Here’s a couple pictures of the main floor:
IMG_0356

Arrocha

Some Local Photos

24 Jan

Here are some more pictures from our walk down into town center. They show some more of the diversity in houses in town. These do not show some of the larger luxury homes also around here. Many of those are in gated communities, and dominated by expats, and range up to several millions of dollars.

What you see here is kind of representative of general population houses in Boquete, and lived in primarily by Panamanians. However, the Americans, Canadians, and other foreigners also live in very nice homes in town. This first house is across the street from the Reception Office here at Isla Verde.
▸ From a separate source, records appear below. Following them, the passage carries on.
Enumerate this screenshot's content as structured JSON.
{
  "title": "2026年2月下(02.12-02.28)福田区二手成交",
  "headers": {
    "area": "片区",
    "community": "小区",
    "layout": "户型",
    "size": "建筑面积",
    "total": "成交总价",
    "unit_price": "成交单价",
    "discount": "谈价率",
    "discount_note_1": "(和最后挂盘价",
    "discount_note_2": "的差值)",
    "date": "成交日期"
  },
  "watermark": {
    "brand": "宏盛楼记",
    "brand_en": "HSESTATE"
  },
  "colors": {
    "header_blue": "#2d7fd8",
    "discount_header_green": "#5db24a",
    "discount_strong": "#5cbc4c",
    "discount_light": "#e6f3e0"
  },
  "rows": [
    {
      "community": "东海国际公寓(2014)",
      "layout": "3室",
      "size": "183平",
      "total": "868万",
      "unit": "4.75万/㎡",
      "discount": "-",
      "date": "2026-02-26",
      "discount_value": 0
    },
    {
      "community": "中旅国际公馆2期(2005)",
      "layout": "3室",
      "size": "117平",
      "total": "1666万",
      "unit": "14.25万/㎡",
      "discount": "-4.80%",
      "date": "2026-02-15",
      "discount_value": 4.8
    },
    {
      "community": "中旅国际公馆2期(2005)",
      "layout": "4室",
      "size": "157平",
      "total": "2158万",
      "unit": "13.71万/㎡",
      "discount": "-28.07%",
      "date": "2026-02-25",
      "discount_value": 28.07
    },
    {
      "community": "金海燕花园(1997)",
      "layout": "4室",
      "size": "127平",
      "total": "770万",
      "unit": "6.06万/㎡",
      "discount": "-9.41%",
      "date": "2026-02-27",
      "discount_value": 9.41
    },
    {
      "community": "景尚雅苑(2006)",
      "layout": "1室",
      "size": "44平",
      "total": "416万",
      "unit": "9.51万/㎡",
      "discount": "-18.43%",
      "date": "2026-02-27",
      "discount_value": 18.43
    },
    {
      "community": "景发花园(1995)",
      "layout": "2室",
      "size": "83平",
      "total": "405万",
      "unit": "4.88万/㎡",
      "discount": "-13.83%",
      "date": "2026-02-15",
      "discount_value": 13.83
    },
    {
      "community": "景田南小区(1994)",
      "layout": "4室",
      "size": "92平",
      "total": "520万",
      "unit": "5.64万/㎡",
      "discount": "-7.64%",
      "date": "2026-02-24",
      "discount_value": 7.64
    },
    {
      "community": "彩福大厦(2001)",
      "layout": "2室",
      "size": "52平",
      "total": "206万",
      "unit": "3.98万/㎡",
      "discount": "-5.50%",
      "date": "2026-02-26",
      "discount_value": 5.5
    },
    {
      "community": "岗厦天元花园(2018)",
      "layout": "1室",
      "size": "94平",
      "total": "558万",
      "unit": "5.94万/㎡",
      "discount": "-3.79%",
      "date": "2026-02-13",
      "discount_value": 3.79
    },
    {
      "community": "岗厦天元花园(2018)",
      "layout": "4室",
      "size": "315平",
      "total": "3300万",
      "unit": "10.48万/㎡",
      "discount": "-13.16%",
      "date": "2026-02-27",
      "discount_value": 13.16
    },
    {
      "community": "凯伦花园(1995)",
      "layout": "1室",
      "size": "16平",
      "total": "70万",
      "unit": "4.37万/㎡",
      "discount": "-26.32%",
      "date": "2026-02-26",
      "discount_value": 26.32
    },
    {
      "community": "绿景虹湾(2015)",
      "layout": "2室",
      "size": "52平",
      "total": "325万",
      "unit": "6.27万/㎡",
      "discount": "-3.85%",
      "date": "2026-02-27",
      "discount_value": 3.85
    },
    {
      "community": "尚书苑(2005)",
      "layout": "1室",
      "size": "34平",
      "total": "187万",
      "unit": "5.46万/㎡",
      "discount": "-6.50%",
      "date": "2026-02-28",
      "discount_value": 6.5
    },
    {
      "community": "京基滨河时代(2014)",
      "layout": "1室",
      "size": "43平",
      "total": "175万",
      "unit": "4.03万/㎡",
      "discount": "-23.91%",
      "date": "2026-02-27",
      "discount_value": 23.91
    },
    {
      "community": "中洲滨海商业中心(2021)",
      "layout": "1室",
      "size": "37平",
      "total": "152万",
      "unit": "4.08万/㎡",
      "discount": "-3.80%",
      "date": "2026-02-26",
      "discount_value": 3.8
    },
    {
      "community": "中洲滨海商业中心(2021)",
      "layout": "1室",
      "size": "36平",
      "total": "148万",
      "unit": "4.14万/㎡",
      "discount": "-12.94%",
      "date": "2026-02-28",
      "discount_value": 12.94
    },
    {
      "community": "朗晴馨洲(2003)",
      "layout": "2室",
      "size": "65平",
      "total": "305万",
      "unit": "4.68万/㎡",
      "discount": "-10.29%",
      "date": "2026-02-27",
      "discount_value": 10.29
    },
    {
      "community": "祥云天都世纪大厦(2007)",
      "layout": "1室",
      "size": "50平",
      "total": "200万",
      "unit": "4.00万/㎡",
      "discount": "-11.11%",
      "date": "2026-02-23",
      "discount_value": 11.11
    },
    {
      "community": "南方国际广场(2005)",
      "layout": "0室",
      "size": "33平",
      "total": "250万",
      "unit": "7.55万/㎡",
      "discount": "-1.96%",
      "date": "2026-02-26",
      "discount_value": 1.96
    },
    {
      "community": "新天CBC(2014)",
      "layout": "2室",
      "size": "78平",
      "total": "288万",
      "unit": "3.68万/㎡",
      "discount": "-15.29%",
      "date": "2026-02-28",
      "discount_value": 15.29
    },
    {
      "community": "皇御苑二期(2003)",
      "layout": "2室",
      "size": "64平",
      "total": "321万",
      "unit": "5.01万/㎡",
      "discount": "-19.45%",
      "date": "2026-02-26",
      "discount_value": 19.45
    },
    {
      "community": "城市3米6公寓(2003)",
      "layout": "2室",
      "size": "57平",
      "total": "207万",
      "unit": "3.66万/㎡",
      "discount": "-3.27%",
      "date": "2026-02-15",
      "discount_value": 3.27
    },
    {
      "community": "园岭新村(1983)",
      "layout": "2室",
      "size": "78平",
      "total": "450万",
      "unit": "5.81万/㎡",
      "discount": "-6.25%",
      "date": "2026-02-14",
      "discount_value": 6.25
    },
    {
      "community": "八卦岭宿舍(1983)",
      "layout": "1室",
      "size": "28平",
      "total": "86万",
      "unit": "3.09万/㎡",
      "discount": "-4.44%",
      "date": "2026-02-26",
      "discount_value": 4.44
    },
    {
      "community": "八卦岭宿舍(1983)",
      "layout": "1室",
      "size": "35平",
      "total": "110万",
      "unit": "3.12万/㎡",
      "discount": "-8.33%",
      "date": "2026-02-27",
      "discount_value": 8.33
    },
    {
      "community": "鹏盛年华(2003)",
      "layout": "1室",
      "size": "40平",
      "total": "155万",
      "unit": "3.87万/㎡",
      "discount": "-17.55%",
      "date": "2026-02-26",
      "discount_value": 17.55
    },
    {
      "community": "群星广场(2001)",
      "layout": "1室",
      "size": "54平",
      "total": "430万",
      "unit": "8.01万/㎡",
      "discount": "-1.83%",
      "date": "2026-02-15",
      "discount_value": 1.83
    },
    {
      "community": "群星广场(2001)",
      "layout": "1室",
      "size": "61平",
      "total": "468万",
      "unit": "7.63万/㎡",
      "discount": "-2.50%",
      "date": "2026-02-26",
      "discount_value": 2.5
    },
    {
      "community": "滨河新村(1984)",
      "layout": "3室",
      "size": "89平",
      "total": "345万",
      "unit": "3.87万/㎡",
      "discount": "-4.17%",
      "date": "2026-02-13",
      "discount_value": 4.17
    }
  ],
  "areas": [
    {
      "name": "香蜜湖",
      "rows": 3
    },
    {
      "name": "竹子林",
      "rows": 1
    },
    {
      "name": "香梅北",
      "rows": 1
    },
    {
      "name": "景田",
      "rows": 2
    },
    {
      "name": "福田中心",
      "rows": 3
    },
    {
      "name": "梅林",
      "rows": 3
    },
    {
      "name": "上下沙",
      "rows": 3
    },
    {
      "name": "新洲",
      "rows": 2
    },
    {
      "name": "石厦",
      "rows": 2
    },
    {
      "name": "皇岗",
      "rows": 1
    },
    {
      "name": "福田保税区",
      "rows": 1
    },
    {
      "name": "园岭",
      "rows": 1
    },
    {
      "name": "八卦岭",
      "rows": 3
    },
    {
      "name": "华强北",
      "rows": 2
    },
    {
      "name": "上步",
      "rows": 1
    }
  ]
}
This is a 2 story wood frame home on a very large lot with well cared for landscapiing.

This is a 2 story wood frame home on a very large lot with well cared for landscapiing.

Here is a view further on up the street. You can see some of the first home, and another large home beyond. If you click on the photo you may see the cyclone fence topped with concertina barb wire loops. Security is a big issue everywhere. While there doesn’t seem to be a lot of crime, if you leave something out, it may not be there when you return. The first wood frame home also has a different fence with large pipes and sharp angled tops. Decorative metal grills on doors and windows and fenced properties are the norm.

Up the street from Isla.

Up the street from Isla.

We walk by a new (since we were here in Sept.’11) restaurant, Casona del Cuzco, a Peruvian Seafood Grill.

A Peruvian Seafood restaurant.

A Peruvian Seafood restaurant.

And right next door to it is a partially completed new house. I don’t think anything has been done to it since we were here in 2011. I did see a contractor type leaving it the other day and locking the fence. But there doesn’t seem to be any activity.

Waiting for someone to finish!

Waiting for someone to finish!

And here is one last nice smaller home along the way. Actually next door to a hostel lodging place which seems to be quite popular. The hostels here are mostly inexpensive hotels. Most have private baths, etc. And maybe shared kitchen facilities.

A very nice smaller home. Have never seen anyone there.

A very nice smaller home. Have never seen anyone there.